I motioned for them to guard us and pulled out a stim patch slapping it onto Quince’s neck and saying a silent apology to him. I knew it would bring him around in seconds, but I didn’t envy him the hangover he would have for the week it would take for the drugs to clear his system.
His eyes fluttered open and he looked around, confused.
He’d lost his stun baton, so I pressed my pistol into his hand.
“Aim for the legs,” I told him, then stood up.
“Wait until he can walk, then follow me,” I told Conrad as I ran past him toward the ledge.

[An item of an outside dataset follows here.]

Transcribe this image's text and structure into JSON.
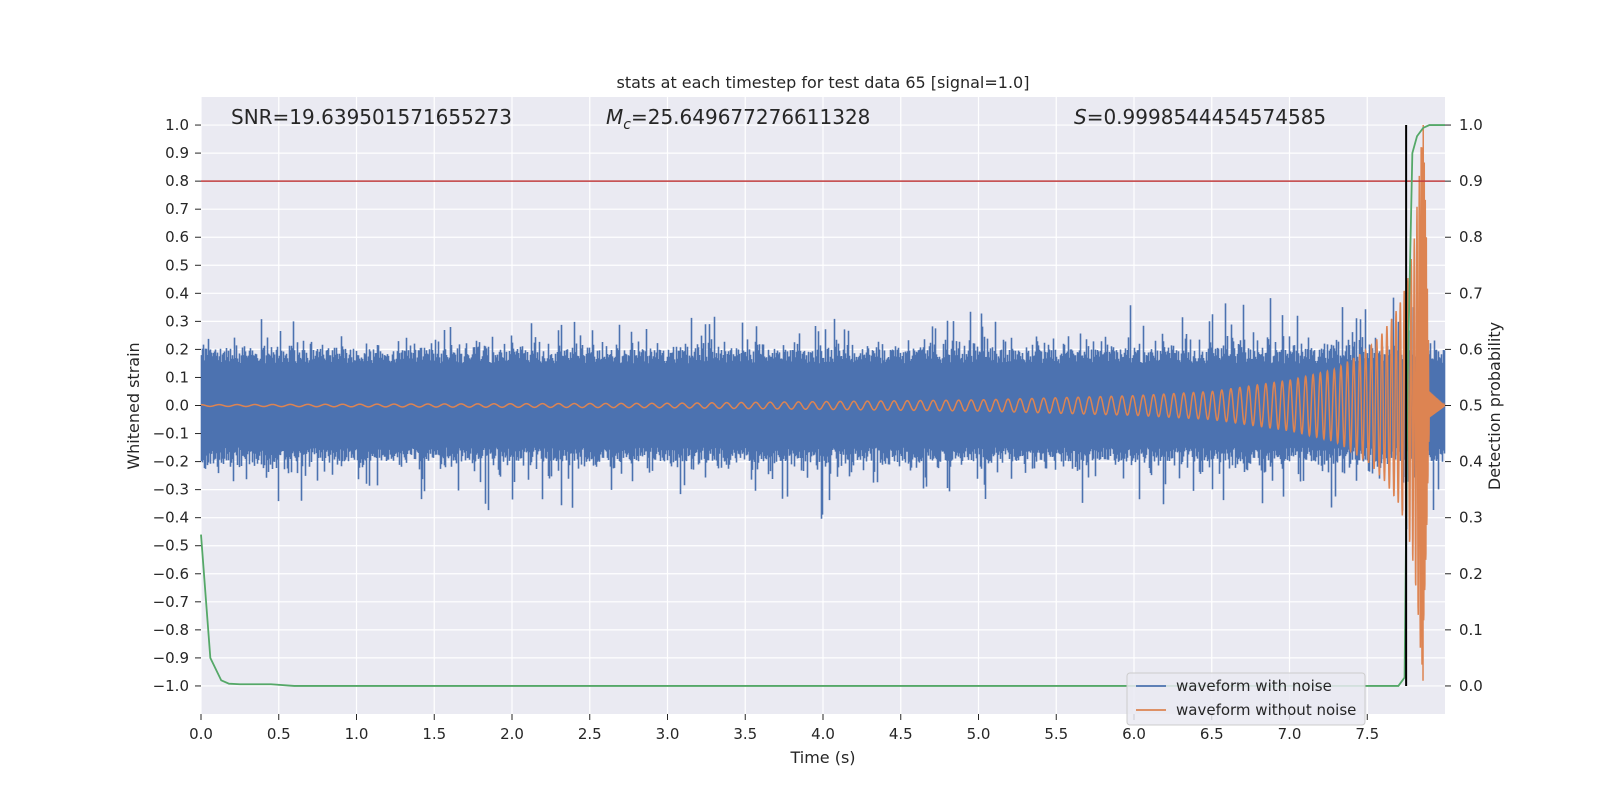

I rounded the last bend and stopped dead. There were spiders everywhere. Iago had his back to the wall and was swinging his rifle at them like a club and Edmund was nowhere to be seen. A smart commander would have turned and gone back, taken Quince and the others deeper and hoped to fight through to the stairwell there, but I wasn’t terribly smart and there was no way I was abandoning Iago. Instead, I pulled my knife and cut free one of the empty clips that had held the grenades to my belt. I coiled it around my rifle trigger and set it to full auto and sonic, then I squeezed it tight.